Allons, mets-toi au lit. »

» Ici mon père interrompit l’aumônier et, se tournant de mon côté, il me dit :

» – Mon fils Alphonse, à la place de Landulphe, auriez-vous eu peur ?

» Je lui répondis :

» – Mon cher père, je vous assure que je n’aurais pas eu la plus légère frayeur.

» Mon père parut satisfait de cette réponse et fut très gai pendant tout le reste de la veillée.

» Nos jours se passaient ainsi sans que rien en altérât l’uniformité. Si ce n’est que, dans la belle saison, au lieu de se mettre autour de la cheminée, on s’asseyait sur des bancs qui étaient près de la porte. Six ans entiers se sont écoulés dans cette douce tranquillité, et à présent il me semble que ce soit autant de semaines.

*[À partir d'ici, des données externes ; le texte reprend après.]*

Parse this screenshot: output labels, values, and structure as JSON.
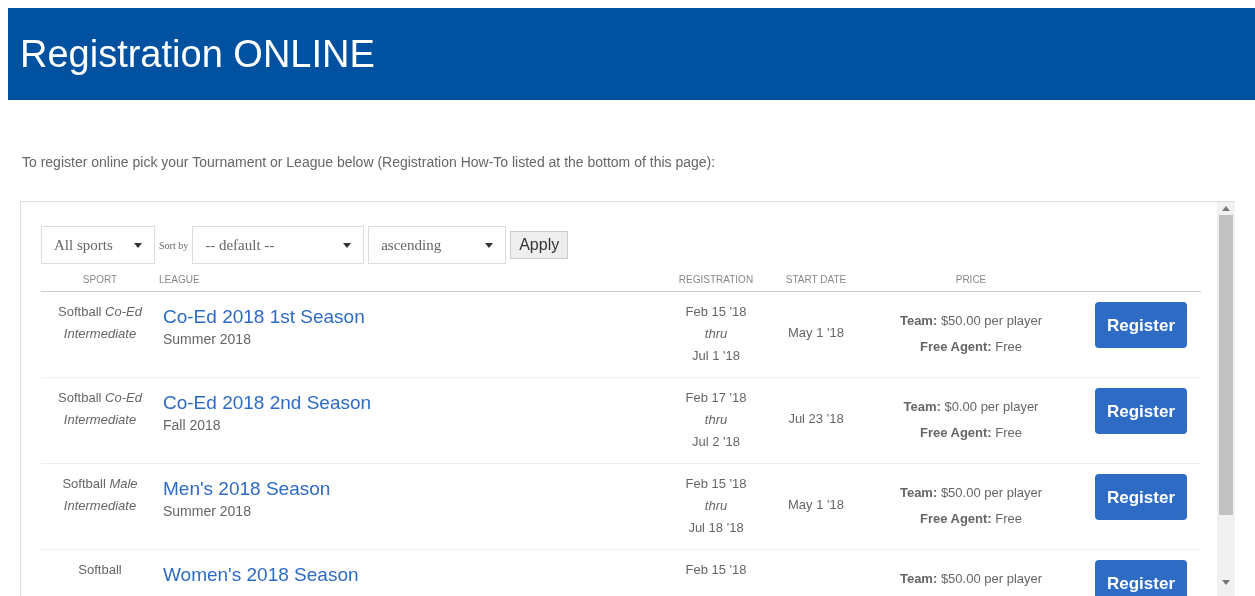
{
  "header": {
    "title": "Registration ONLINE"
  },
  "intro": "To register online pick your Tournament or League below (Registration How-To listed at the bottom of this page):",
  "filters": {
    "sport": "All sports",
    "sort_label": "Sort by",
    "sort": "-- default --",
    "order": "ascending",
    "apply": "Apply"
  },
  "table": {
    "columns": [
      "SPORT",
      "LEAGUE",
      "REGISTRATION",
      "START DATE",
      "PRICE"
    ],
    "rows": [
      {
        "sport": "Softball *Co-Ed* *Intermediate*",
        "league": "Co-Ed 2018 1st Season",
        "season": "Summer 2018",
        "reg_open": "Feb 15 '18",
        "reg_sep": "thru",
        "reg_close": "Jul 1 '18",
        "start": "May 1 '18",
        "team_price": "**Team:** $50.00 per player",
        "agent_price": "**Free Agent:** Free",
        "button": "Register"
      },
      {
        "sport": "Softball *Co-Ed* *Intermediate*",
        "league": "Co-Ed 2018 2nd Season",
        "season": "Fall 2018",
        "reg_open": "Feb 17 '18",
        "reg_sep": "thru",
        "reg_close": "Jul 2 '18",
        "start": "Jul 23 '18",
        "team_price": "**Team:** $0.00 per player",
        "agent_price": "**Free Agent:** Free",
        "button": "Register"
      },
      {
        "sport": "Softball *Male* *Intermediate*",
        "league": "Men's 2018 Season",
        "season": "Summer 2018",
        "reg_open": "Feb 15 '18",
        "reg_sep": "thru",
        "reg_close": "Jul 18 '18",
        "start": "May 1 '18",
        "team_price": "**Team:** $50.00 per player",
        "agent_price": "**Free Agent:** Free",
        "button": "Register"
      },
      {
        "sport": "Softball",
        "league": "Women's 2018 Season",
        "reg_open": "Feb 15 '18",
        "team_price": "**Team:** $50.00 per player",
        "button": "Register"
      }
    ]
  }
}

» Lorsque j’eus achevé ma dix-septième année, mon père songea à me faire entrer au régiment des Gardes wallonnes, et en écrivit à ceux de ses anciens camarades sur lesquels il comptait le plus. Ces dignes et respectables militaires réunirent en ma faveur tout ce qu’ils avaient de crédit et obtinrent une commission de capitaine. Quand mon père en reçut la nouvelle, il éprouva un saisissement si vif que l’on craignit pour ses jours. Mais il se rétablit promptement, et il ne songea plus qu’aux préparatifs de mon départ. Il voulut que j’allasse par mer, afin d’entrer en Espagne par Cadix, et me présenter d’abord à Don Henri de Sa, commandant de la province, et qui avait le plus contribué à mon avancement.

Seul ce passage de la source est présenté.